After more than a year of the war on terrorism, a survey conducted by the Cornell Dept. of Communications in late 2002 found that a majority of Americans have expressed a resurgence of disapproval for U.S. policies that infringe upon civil liberties.
With the responses of 800 randomly selected Americans to a 30 minute telephone survey, Cornell professors determined that 60 percent of Americans are opposed to government policies such as phone tapping and e-mail monitoring, policies that the Oct. 2001 Patriot Act allowed law enforcement officials to enact.
Cornell students in Communications 282 Industry Research Methods worked with head researcher and organizer of the survey, Prof. Dietram Scheufele, communications, to develop the questions and concepts for the civil liberties survey, their first nationwide research project.
The issue of civil liberties is being brought to the fore after a year’s support for laws that were passed on behalf of homeland security.
According to Farid Ben Amor ’05, president of the Cornell Civil Liberties Union (CCLU), the change in Americans’ support for laws such as the Patriot Act “may not necessarily be because their views have changed, but because they have noticed the adverse effects of these security bills that push excessive disclosure.”
Despite Americans’ criticism of civil rights infringements, many also support the racial profiling and indefinite detainment of suspected terrorists. Sixty percent of Americans are in favor of maintaining civil liberties; yet 68.0 percent and 57.6 percent, respectively, support racial profiling and indefinite detainment–two breaches of civil liberties.

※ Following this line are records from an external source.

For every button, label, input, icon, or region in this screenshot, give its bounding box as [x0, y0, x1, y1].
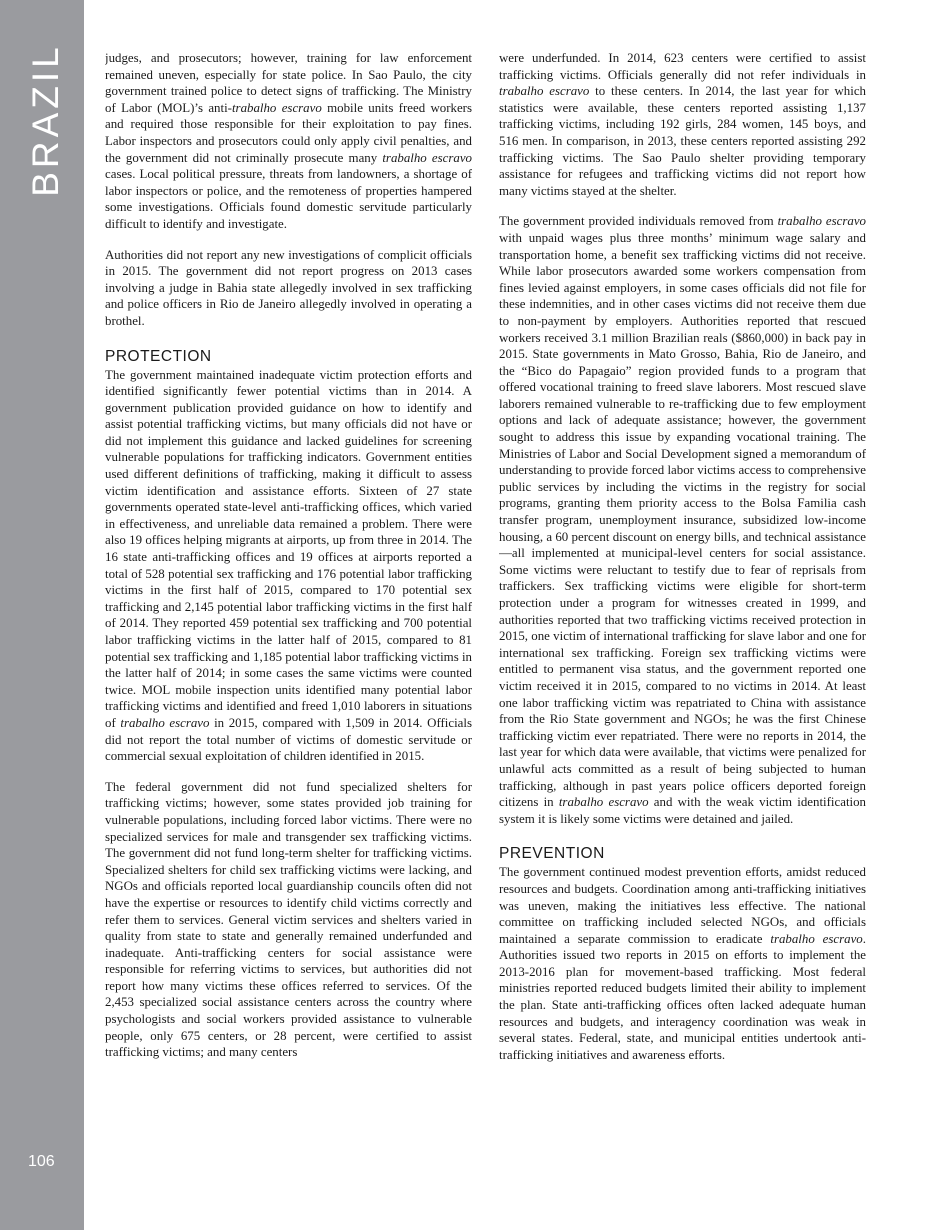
body-paragraph [105, 367, 472, 765]
text-segment: were underfunded. In 2014, 623 centers were certified to assist trafficking victims. Officials generally did not refer individuals in [499, 51, 866, 82]
italic-term: trabalho escravo [499, 84, 590, 99]
country-label-container [22, 40, 70, 200]
text-segment: and with the weak victim identification system it is likely some victims were detained and jailed. [499, 795, 866, 826]
text-segment: to these centers. In 2014, the last year for which statistics were available, these centers reported assisting 1,137 trafficking victims, including 192 girls, 284 women, 145 boys, and 516 men. In comparison, in 2013, these centers reported assisting 292 trafficking victims. The Sao Paulo shelter providing temporary assistance for refugees and trafficking victims did not report how many victims stayed at the shelter. [499, 84, 866, 198]
text-segment: The federal government did not fund specialized shelters for trafficking victims; however, some states provided job training for vulnerable populations, including forced labor victims. There were no specialized services for male and transgender sex trafficking victims. The government did not fund long-term shelter for trafficking victims. Specialized shelters for child sex trafficking victims were lacking, and NGOs and officials reported local guardianship councils often did not have the expertise or resources to identify child victims correctly and refer them to services. General victim services and shelters varied in quality from state to state and generally remained underfunded and inadequate. Anti-trafficking centers for social assistance were responsible for referring victims to services, but authorities did not report how many victims these offices referred to services. Of the 2,453 specialized social assistance centers across the country where psychologists and social workers provided assistance to vulnerable people, only 675 centers, or 28 percent, were certified to assist trafficking victims; and many centers [105, 779, 472, 1060]
body-paragraph [499, 213, 866, 827]
body-paragraph [105, 779, 472, 1061]
italic-term: trabalho escravo [231, 100, 322, 115]
text-segment: cases. Local political pressure, threats from landowners, a shortage of labor inspectors or police, and the remoteness of properties hampered some investigations. Officials found domestic servitude particularly difficult to identify and investigate. [105, 167, 472, 231]
text-segment: The government provided individuals removed from [499, 214, 778, 229]
sidebar [0, 0, 84, 1230]
italic-term: trabalho escravo [770, 931, 863, 946]
text-segment: Authorities did not report any new investigations of complicit officials in 2015. The government did not report progress on 2013 cases involving a judge in Bahia state allegedly involved in sex trafficking and police officers in Rio de Janeiro allegedly involved in operating a brothel. [105, 247, 472, 328]
body-paragraph [105, 50, 472, 233]
text-segment: The government continued modest prevention efforts, amidst reduced resources and budgets. Coordination among anti-trafficking initiatives was uneven, making the initiatives less effective. The national committee on trafficking included selected NGOs, and officials maintained a separate commission to eradicate [499, 865, 866, 946]
italic-term: trabalho escravo [777, 214, 866, 229]
page-number: 106 [28, 1153, 55, 1170]
section-heading: PROTECTION [105, 347, 212, 365]
text-segment: The government maintained inadequate victim protection efforts and identified significantly fewer potential victims than in 2014. A government publication provided guidance on how to identify and assist potential trafficking victims, but many officials did not have or did not implement this guidance and lacked guidelines for screening vulnerable populations for trafficking indicators. Government entities used different definitions of trafficking, making it difficult to assess victim identification and assistance efforts. Sixteen of 27 state governments operated state-level anti-trafficking offices, which varied in effectiveness, and unreliable data remained a problem. There were also 19 offices helping migrants at airports, up from three in 2014. The 16 state anti-trafficking offices and 19 offices at airports reported a total of 528 potential sex trafficking and 176 potential labor trafficking victims in the first half of 2015, compared to 170 potential sex trafficking and 2,145 potential labor trafficking victims in the first half of 2014. They reported 459 potential sex trafficking and 700 potential labor trafficking victims in the latter half of 2015, compared to 81 potential sex trafficking and 1,185 potential labor trafficking victims in the latter half of 2014; in some cases the same victims were counted twice. MOL mobile inspection units identified many potential labor trafficking victims and identified and freed 1,010 laborers in situations of [105, 367, 472, 730]
text-segment: in 2015, compared with 1,509 in 2014. Officials did not report the total number of victims of domestic servitude or commercial sexual exploitation of children identified in 2015. [105, 715, 472, 764]
country-label: BRAZIL [25, 43, 67, 197]
text-segment: . Authorities issued two reports in 2015 on efforts to implement the 2013-2016 plan for movement-based trafficking. Most federal ministries reported reduced budgets limited their ability to implement the plan. State anti-trafficking offices often lacked adequate human resources and budgets, and interagency coordination was weak in several states. Federal, state, and municipal entities undertook anti-trafficking initiatives and awareness efforts. [499, 931, 866, 1062]
right-column [499, 50, 866, 1190]
text-segment: with unpaid wages plus three months’ minimum wage salary and transportation home, a benefit sex trafficking victims did not receive. While labor prosecutors awarded some workers compensation from fines levied against employers, in some cases officials did not file for these indemnities, and in other cases victims did not receive them due to non-payment by employers. Authorities reported that rescued workers received 3.1 million Brazilian reals ($860,000) in back pay in 2015. State governments in Mato Grosso, Bahia, Rio de Janeiro, and the “Bico do Papagaio” region provided funds to a program that offered vocational training to freed slave laborers. Most rescued slave laborers remained vulnerable to re-trafficking due to few employment options and lack of adequate assistance; however, the government sought to address this issue by expanding vocational training. The Ministries of Labor and Social Development signed a memorandum of understanding to provide forced labor victims access to comprehensive public services by including the victims in the registry for social programs, granting them priority access to the Bolsa Familia cash transfer program, unemployment insurance, subsidized low-income housing, a 60 percent discount on energy bills, and technical assistance—all implemented at municipal-level centers for social assistance. Some victims were reluctant to testify due to fear of reprisals from traffickers. Sex trafficking victims were eligible for short-term protection under a program for witnesses created in 1999, and authorities reported that two trafficking victims received protection in 2015, one victim of international trafficking for slave labor and one for international sex trafficking. Foreign sex trafficking victims were entitled to permanent visa status, and the government reported one victim received it in 2015, compared to no victims in 2014. At least one labor trafficking victim was repatriated to China with assistance from the Rio State government and NGOs; he was the first Chinese trafficking victim ever repatriated. There were no reports in 2014, the last year for which data were available, that victims were penalized for unlawful acts committed as a result of being subjected to human trafficking, although in past years police officers deported foreign citizens in [499, 230, 866, 810]
italic-term: trabalho escravo [382, 150, 472, 165]
body-paragraph [499, 50, 866, 199]
body-paragraph [499, 864, 866, 1063]
text-segment: judges, and prosecutors; however, training for law enforcement remained uneven, especially for state police. In Sao Paulo, the city government trained police to detect signs of trafficking. The Ministry of Labor (MOL)’s anti- [105, 51, 472, 115]
text-segment: mobile units freed workers and required those responsible for their exploitation to pay fines. Labor inspectors and prosecutors could only apply civil penalties, and the government did not criminally prosecute many [105, 100, 472, 165]
body-paragraph [105, 247, 472, 330]
section-heading: PREVENTION [499, 845, 605, 863]
left-column [105, 50, 472, 1190]
italic-term: trabalho escravo [120, 715, 210, 730]
italic-term: trabalho escravo [558, 795, 649, 810]
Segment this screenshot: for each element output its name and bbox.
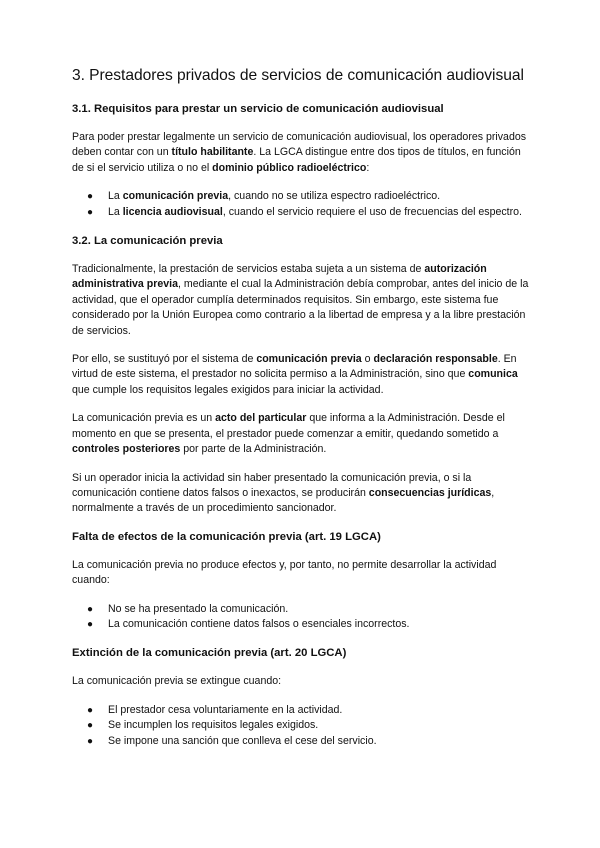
text-run: , mediante el cual la Administración debía comprobar, antes del inicio de la actividad, que el operador cumplía determinados requisitos. Sin embargo, este sistema fue considerado por la Unión Europea como contrario a la libertad de empresa y a la libre prestación de servicios. [72,278,529,337]
list-item [72,205,534,220]
bullet-icon: ● [87,704,94,716]
paragraph [72,471,534,517]
paragraph [72,130,534,176]
text-run: que cumple los requisitos legales exigidos para iniciar la actividad. [72,383,384,396]
text-run: La [108,190,123,203]
bold-text: comunicación previa [122,190,229,203]
bold-text: declaración responsable [373,353,498,366]
text-run: Se impone una sanción que conlleva el cese del servicio. [108,734,377,747]
bold-text: título habilitante [171,146,254,159]
text-run: Si un operador inicia la actividad sin haber presentado la comunicación previa, o si la comunicación contiene datos falsos o inexactos, se producirán [72,471,472,499]
text-run: La comunicación previa es un [72,412,216,425]
text-run: , normalmente a través de un procedimiento sancionador. [72,486,495,515]
paragraph: La comunicación previa se extingue cuando: [72,675,282,688]
bullet-list [72,189,534,220]
section-heading-art-20: Extinción de la comunicación previa (art. 20 LGCA) [72,647,347,660]
bold-text: comunica [468,368,518,381]
text-run: Para poder prestar legalmente un servicio de comunicación audiovisual, los operadores privados deben contar con un [72,131,527,159]
section-heading-3-2: 3.2. La comunicación previa [72,235,223,248]
text-run: . En virtud de este sistema, el prestador no solicita permiso a la Administración, sino que [72,353,517,381]
section-heading-art-19: Falta de efectos de la comunicación previa (art. 19 LGCA) [72,530,381,543]
paragraph [72,262,534,339]
bold-text: autorización administrativa previa [72,263,487,291]
paragraph [72,411,534,457]
text-run: La [108,205,123,218]
bullet-icon: ● [87,735,94,747]
bold-text: acto del particular [215,412,307,425]
section-heading-3-1: 3.1. Requisitos para prestar un servicio de comunicación audiovisual [72,103,444,115]
text-run: . La LGCA distingue entre dos tipos de títulos, en función de si el servicio utiliza o no el [72,146,521,174]
text-run: Tradicionalmente, la prestación de servicios estaba sujeta a un sistema de [72,263,425,276]
bullet-icon: ● [87,720,94,732]
bold-text: comunicación previa [256,353,362,366]
bullet-icon: ● [87,191,94,203]
text-run: La comunicación contiene datos falsos o esenciales incorrectos. [108,617,410,630]
bullet-list [72,602,534,633]
bold-text: licencia audiovisual [122,205,223,218]
text-run: : [366,161,370,174]
paragraph [72,352,534,398]
text-run: No se ha presentado la comunicación. [108,602,289,615]
list-item [72,617,534,632]
text-run: que informa a la Administración. Desde el momento en que se presenta, el prestador puede comenzar a emitir, quedando sometido a [72,412,505,440]
bullet-icon: ● [87,206,94,218]
bullet-list [72,703,534,749]
bullet-icon: ● [87,603,94,615]
text-run: , cuando no se utiliza espectro radioeléctrico. [228,190,441,203]
list-item [72,734,534,749]
text-run: Se incumplen los requisitos legales exigidos. [108,719,319,732]
list-item [72,703,534,718]
text-run: o [361,353,374,366]
bullet-icon: ● [87,618,94,630]
text-run: Por ello, se sustituyó por el sistema de [72,353,257,366]
page-title: 3. Prestadores privados de servicios de comunicación audiovisual [72,67,524,84]
paragraph: La comunicación previa no produce efectos y, por tanto, no permite desarrollar la actividad cuando: [72,558,497,587]
list-item [72,602,534,617]
text-run: El prestador cesa voluntariamente en la actividad. [108,703,343,716]
bold-text: controles posteriores [72,443,181,456]
bold-text: dominio público radioeléctrico [212,161,367,174]
text-run: , cuando el servicio requiere el uso de frecuencias del espectro. [222,205,522,218]
bold-text: consecuencias jurídicas [368,486,492,499]
list-item [72,189,534,204]
text-run: por parte de la Administración. [180,443,327,456]
list-item [72,718,534,733]
document-page [72,66,534,763]
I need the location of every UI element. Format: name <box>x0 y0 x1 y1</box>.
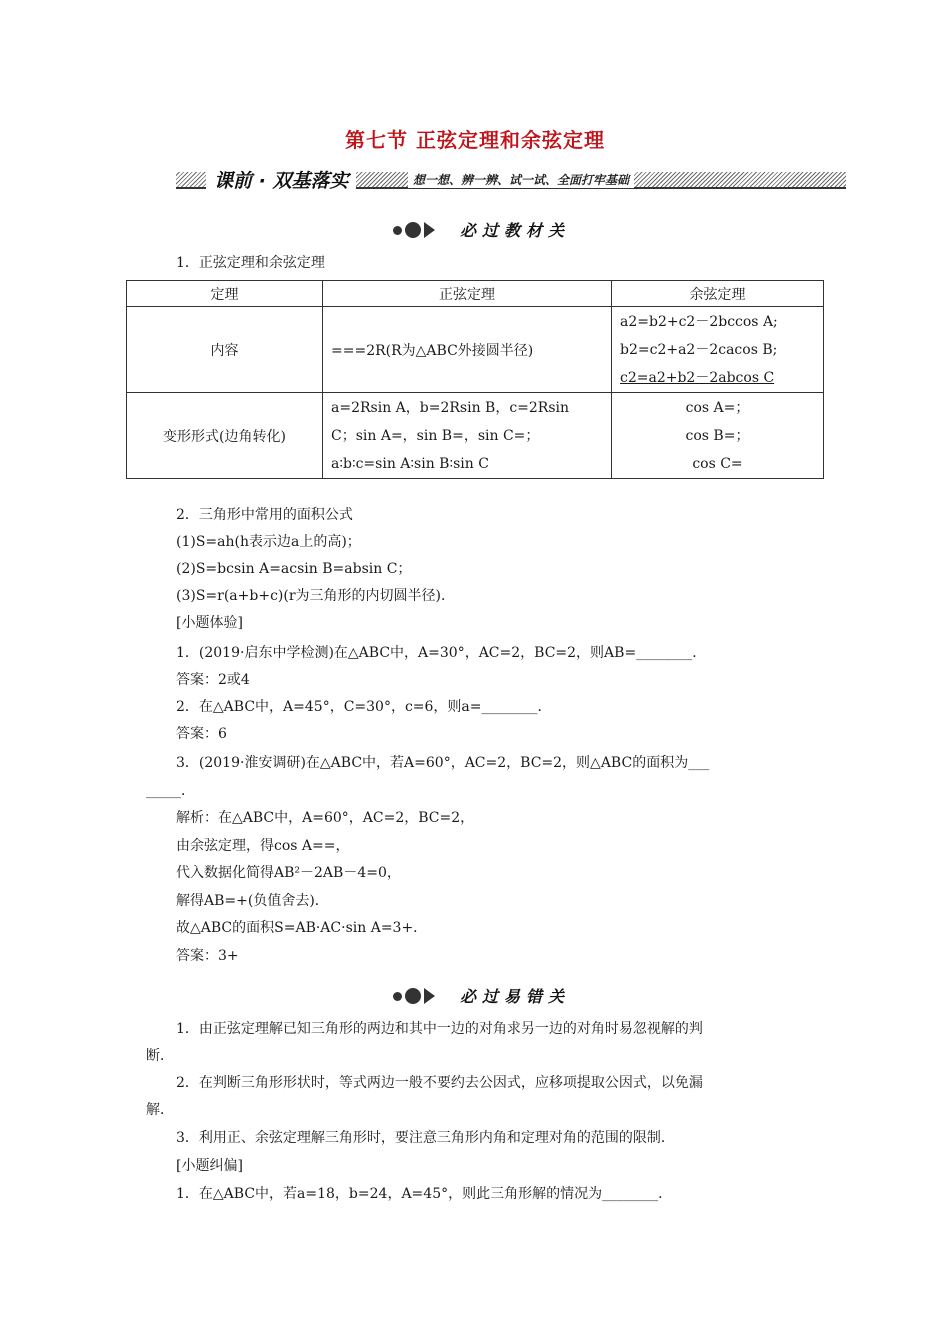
heading-theorems: 1．正弦定理和余弦定理 <box>176 255 325 271</box>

“People are directly concerned about their own civil rights, but they are more willing to accept restrictions on civil liberties of what are often called suspected terrorists. The bottom line is a very libertarian one: yes, we see the need for restrictive policies, but we don’t like them when they apply to us directly,” Scheufele said.
“I am thrilled that this study further goes to show that the average American enjoys his constitutionally protected freedoms and is reluctant to lose them,” said Ben Amor, who assisted with the project.
Scheufele also pointed to a marked difference between Democrats and Republicans in the survey responses. He explained that because President Bush is a “very polarized President,” so too is the support for the reforms of his administration.
For instance, the survey statement, “I would support random checks of people who fit the descriptions of suspected terrorists,” produced the previously cited 68% of agreement. However, this is an averaged percentage; 61.1% of Democrats agreed with the question while the percentage of approving Republicans was 81.5%. Such partisan differences are reflected in most of the responses to the survey.
In general, “Republicans are very much willing to sacrifice civil liberties the sake of the war,” Scheufele said.
Another dichotomy in the survey results was the effect of television on the responses of the participants. People who watch a lot of television were more likely to support restrictive policies.
“There is something about the imagery [of television] that evokes the rally ’round the flag phenomenon and compels people to forego civil liberties for a national cause,” remarked Scheufele.